Rydell paused, reluctant to engage Jabba, then shrugged. “A third of a cubic millimeter.”
Jabba’s mouth dropped an inch. According to everything he’d read or heard about, that just wasn’t possible. Not even close. And yet Rydell was telling him it was.
“Smart dust”—minuscule electronic devices designed to record and transmit information about their surroundings while literally floating on air—was still a scientific dream. The concept was first imagined, and the term coined, by electrical engineers and computer scientists working at the University of California’s Berkeley campus in the late nineties. The idea was simple: Tiny motes of silicon, packed with sophisticated onboard sensors, computer processors, and wireless communicators, small enough to be virtually invisible and light enough to remain suspended in midair for hours at a time, gathering and transmitting data back in real time—and undetected. The military was immediately interested. The idea of scattering speck-sized sensors over a battlefield to detect and monitor troop movements was hugely appealing. So was sprinkling them in subways to detect chemical or biological threats, or on a crowd of protestors to be able to track their movements remotely. DARPA had kicked in the initial funding, as, although the concept also had a host of potential civilian and medical uses, the more nefarious surveillance possibilities were even more alluring. But funding doesn’t always lead to success.
The concept was sound. Breakthroughs in nanotechnology were inching the dream closer to reality. Theoretically, manufacturing the motes was possible. In practice, we weren’t there yet. Not overtly, anyway. Making the sensors small enough wasn’t the problem. The processors that analyzed the data, the transmitters that communicated it back to base, and the power supply that ran the whole minuscule thing—typically, some kind of minute lithium battery—were. By the time they were added on, they turned the dust-sized particles into hardly stealthy clusters the size of a golf ball.
Clearly, Rydell’s team had managed to overcome those hurdles and achieve new levels of miniaturization and power management.
In secret.
Jabba was struggling to order the questions that were coming at him from all corners. “You were working on it for DARPA, weren’t you?”
“Reece was. The applications were endless, but no one could figure out how to actually manufacture them. Until he did. He told me about it before letting them know he could do it. We stayed up late one night, imagining all kinds of things we could use it for.” He paused, reliving that night. “One of them stood out.”
“So that whole biosensor story?” Jabba asked.
Rydell shook his head. “Just a smoke screen.”

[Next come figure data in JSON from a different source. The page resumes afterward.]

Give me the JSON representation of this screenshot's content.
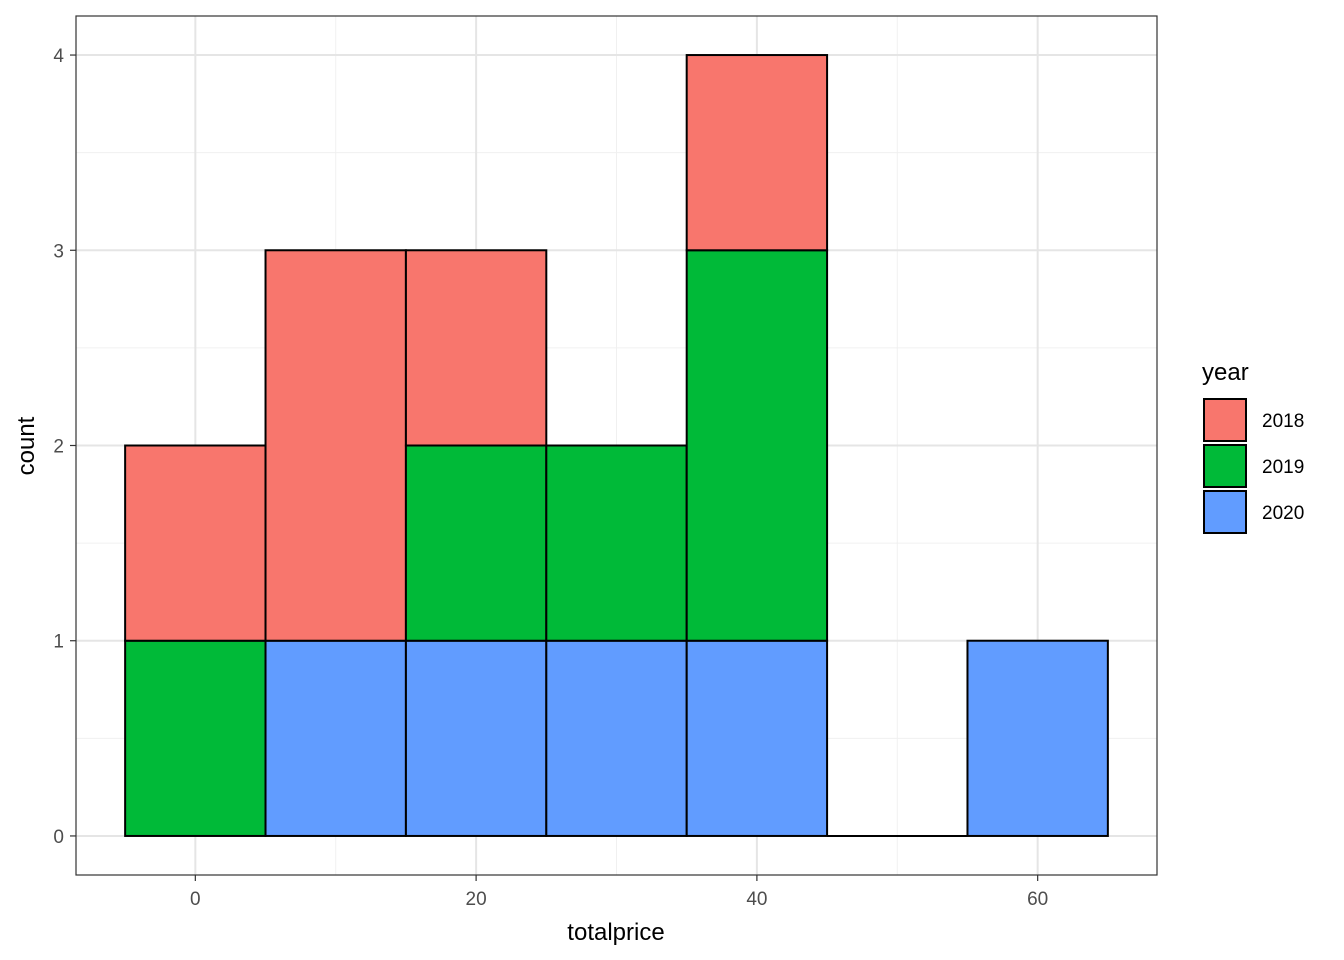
{
  "chart_data": {
    "type": "bar",
    "subtype": "stacked-histogram",
    "xlabel": "totalprice",
    "ylabel": "count",
    "xlim": [
      -8.5,
      68.5
    ],
    "ylim": [
      -0.2,
      4.2
    ],
    "x_ticks": [
      0,
      20,
      40,
      60
    ],
    "x_tick_labels": [
      "0",
      "20",
      "40",
      "60"
    ],
    "y_ticks": [
      0,
      1,
      2,
      3,
      4
    ],
    "y_tick_labels": [
      "0",
      "1",
      "2",
      "3",
      "4"
    ],
    "bin_width": 10,
    "bins": [
      {
        "x0": -5,
        "x1": 5
      },
      {
        "x0": 5,
        "x1": 15
      },
      {
        "x0": 15,
        "x1": 25
      },
      {
        "x0": 25,
        "x1": 35
      },
      {
        "x0": 35,
        "x1": 45
      },
      {
        "x0": 45,
        "x1": 55
      },
      {
        "x0": 55,
        "x1": 65
      }
    ],
    "series": [
      {
        "name": "2018",
        "color": "#F8766D",
        "values": [
          1,
          2,
          1,
          0,
          1,
          0,
          0
        ]
      },
      {
        "name": "2019",
        "color": "#00BA38",
        "values": [
          1,
          0,
          1,
          1,
          2,
          0,
          0
        ]
      },
      {
        "name": "2020",
        "color": "#619CFF",
        "values": [
          0,
          1,
          1,
          1,
          1,
          0,
          1
        ]
      }
    ],
    "stack_order_bottom_to_top": [
      "2020",
      "2019",
      "2018"
    ],
    "legend": {
      "title": "year",
      "position": "right"
    },
    "grid": true,
    "theme": "bw"
  }
}
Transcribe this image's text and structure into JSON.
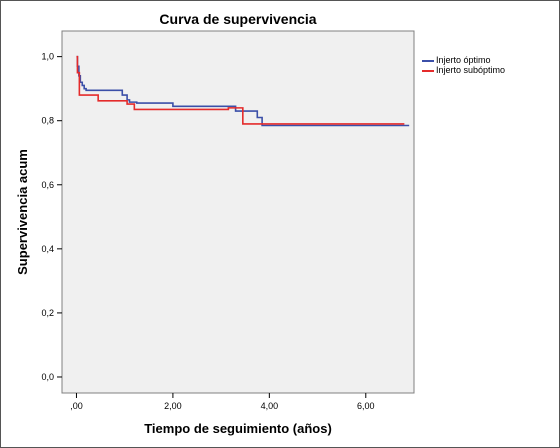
{
  "chart_data": {
    "type": "line",
    "title": "Curva de supervivencia",
    "xlabel": "Tiempo de seguimiento (años)",
    "ylabel": "Supervivencia acum",
    "xlim": [
      -0.3,
      7.0
    ],
    "ylim": [
      -0.05,
      1.08
    ],
    "x_ticks": [
      0,
      2,
      4,
      6
    ],
    "x_tick_labels": [
      ",00",
      "2,00",
      "4,00",
      "6,00"
    ],
    "y_ticks": [
      0,
      0.2,
      0.4,
      0.6,
      0.8,
      1.0
    ],
    "y_tick_labels": [
      "0,0",
      "0,2",
      "0,4",
      "0,6",
      "0,8",
      "1,0"
    ],
    "grid": false,
    "legend_position": "top-right",
    "step": true,
    "series": [
      {
        "name": "Injerto óptimo",
        "color": "#3b4fa8",
        "x": [
          0,
          0.02,
          0.05,
          0.08,
          0.12,
          0.16,
          0.2,
          0.95,
          1.05,
          1.1,
          1.25,
          2.0,
          3.3,
          3.75,
          3.85,
          6.9
        ],
        "y": [
          1.0,
          0.97,
          0.94,
          0.92,
          0.91,
          0.9,
          0.895,
          0.88,
          0.865,
          0.858,
          0.855,
          0.845,
          0.83,
          0.81,
          0.785,
          0.785
        ]
      },
      {
        "name": "Injerto subóptimo",
        "color": "#e42b2b",
        "x": [
          0,
          0.02,
          0.06,
          0.45,
          1.05,
          1.2,
          3.15,
          3.45,
          6.8
        ],
        "y": [
          1.0,
          0.95,
          0.88,
          0.862,
          0.852,
          0.835,
          0.84,
          0.79,
          0.79
        ]
      }
    ]
  }
}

“But . . . how? Where are they coming from? You dropping them from drones or . . . ?” His voice trailed off, his mind still tripping over the very notion.
“Canisters,” Rydell told him. “We shoot them up, like fireworks.”
“But there’s no noise, no explosion,” Jabba remarked. “Is there?”
“We’re using compressed air launchers. Like they’re now using at Disneyland. No noise. No explosion.”